Какие там подобрались камни или бусины, мне судить сложно, но леска точно оказалась из титана, с которым бабушка долго была знакома накоротке.
Такая не обрывается…
1
Я появился на свет в городе, само название которого несет в себе мантру нашего Мира.
Задолго до этого, вполне рядового и потому оставшегося почти незамеченным события, великий поэт горевал: как мол, с таким-то умом и талантом угораздило его родиться в России?
Рискую теперь огорчить его еще больше. Не обладая и малой долей его дарования и даже не особо стараясь, я с первого раза попал в десятку.
Истошный младенческий крик, которым я возвестил Миру о своем приходе, прозвучал в самом, что ни на есть его центре.
Некоторым утешением классику может служить то, что находится сия сакральная точка в пределах все того же государства.
Каждый год в период весеннего обострения разношерстные эзотерики со всех концов Земли слетаются в мой родной город, чтобы здесь – уже сбившись в стаи – прошествовать в деревню Окунево, энергетический пуп планеты, откуда, по неколебимому их убеждению и берет начало наша пятая по счету человеческая раса…
Ну и где справедливость?
У судьбы, конечно, все заранее пристреляно. На то она и занимает изначально господствующие высоты. Но даже окопная вошь способна иногда сбить самый точный прицел.
Хотя лучше бы ей об этом не знать…
Сам я застал родной Омск через сорок лет после того, как благодаря адмиралу Колчаку он, пусть и недолго, но все же побыл в статусе столицы великой империи.

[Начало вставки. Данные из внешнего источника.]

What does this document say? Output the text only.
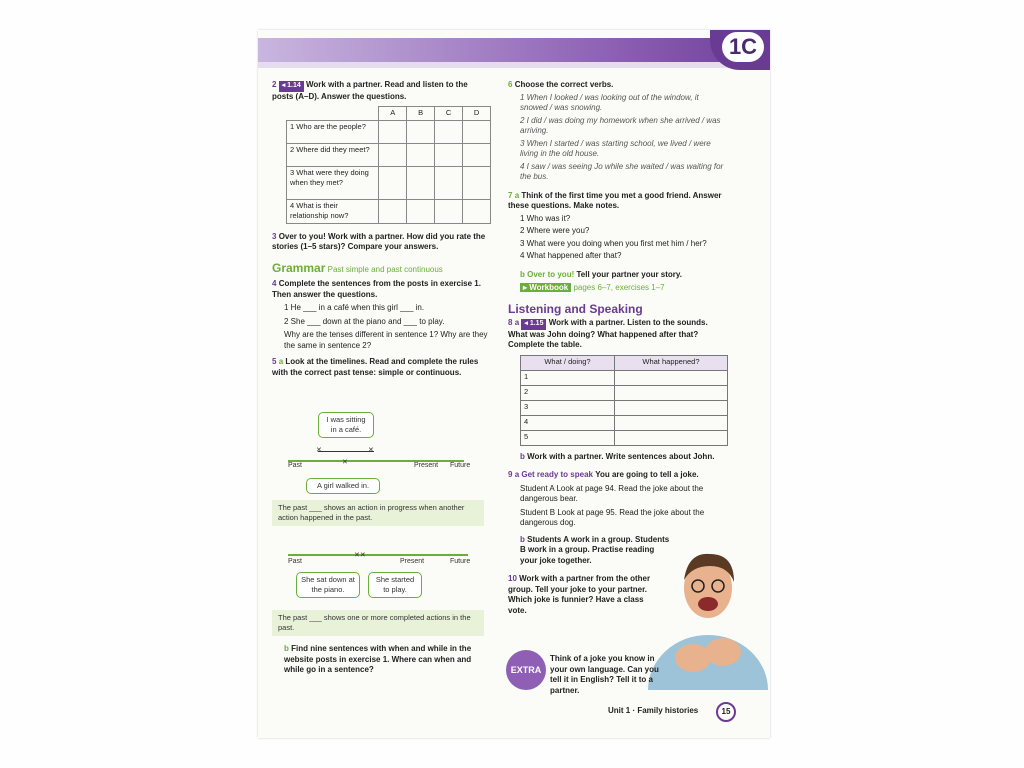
1C
2 ◂ 1.14 Work with a partner. Read and listen to the posts (A–D). Answer the questions.
	A	B	C	D
1 Who are the people?				
2 Where did they meet?				
3 What were they doing when they met?				
4 What is their relationship now?				
3 Over to you! Work with a partner. How did you rate the stories (1–5 stars)? Compare your answers.
Grammar Past simple and past continuous
4 Complete the sentences from the posts in exercise 1. Then answer the questions.
1 He ___ in a café when this girl ___ in.
2 She ___ down at the piano and ___ to play.
Why are the tenses different in sentence 1? Why are they the same in sentence 2?
5 a Look at the timelines. Read and complete the rules with the correct past tense: simple or continuous.
I was sitting in a café.
✕	✕
✕
Past	Present Future
A girl walked in.
The past ___ shows an action in progress when another action happened in the past.
✕✕
Past	Present	Future
She sat down at the piano.
She started to play.
The past ___ shows one or more completed actions in the past.
b Find nine sentences with when and while in the website posts in exercise 1. Where can when and while go in a sentence?
6 Choose the correct verbs.
1 When I looked / was looking out of the window, it snowed / was snowing.
2 I did / was doing my homework when she arrived / was arriving.
3 When I started / was starting school, we lived / were living in the old house.
4 I saw / was seeing Jo while she waited / was waiting for the bus.
7 a Think of the first time you met a good friend. Answer these questions. Make notes.
1 Who was it?
2 Where were you?
3 What were you doing when you first met him / her?
4 What happened after that?
b Over to you! Tell your partner your story.
▸ Workbook pages 6–7, exercises 1–7
Listening and Speaking
8 a ◂ 1.15 Work with a partner. Listen to the sounds. What was John doing? What happened after that? Complete the table.
What / doing?	What happened?
1	
2	
3	
4	
5	
b Work with a partner. Write sentences about John.
9 a Get ready to speak You are going to tell a joke.
Student A Look at page 94. Read the joke about the dangerous bear.
Student B Look at page 95. Read the joke about the dangerous dog.
b Students A work in a group. Students B work in a group. Practise reading your joke together.
10 Work with a partner from the other group. Tell your joke to your partner. Which joke is funnier? Have a class vote.
EXTRA
Think of a joke you know in your own language. Can you tell it in English? Tell it to a partner.
Unit 1 · Family histories	15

Примерно столько же лет понадобилось еще, чтобы большинство моих сограждан узнали о сем замечательном факте.
Первое, что меня неприятно удивило уже в роддоме было то, что служители этого учреждения оказались заняты исключительно сдачей – приемкой нового, в данном случае моего тела.
Никому и в голову не пришло поинтересоваться, что за душа посетила в нем этот мир и не лучше бы ей для ее же собственного блага несколько повременить с этим не всегда безопасным предприятием или хотя бы перенести его географически.
Акушерка мне попалась, как нарочно, неопытная. В результате ее неловких манипуляций я лишился такого важного органа, как здравый смысл.
Чтобы придать происходящим вокруг меня событиям хотя бы видимость единства, принужден был я с первых дней моей жизни пользоваться в качестве приводящих к нему связей такими его малопригодными заменителями, как с левого фланга злым умыслом, с правого же – ну очень высокими помыслами.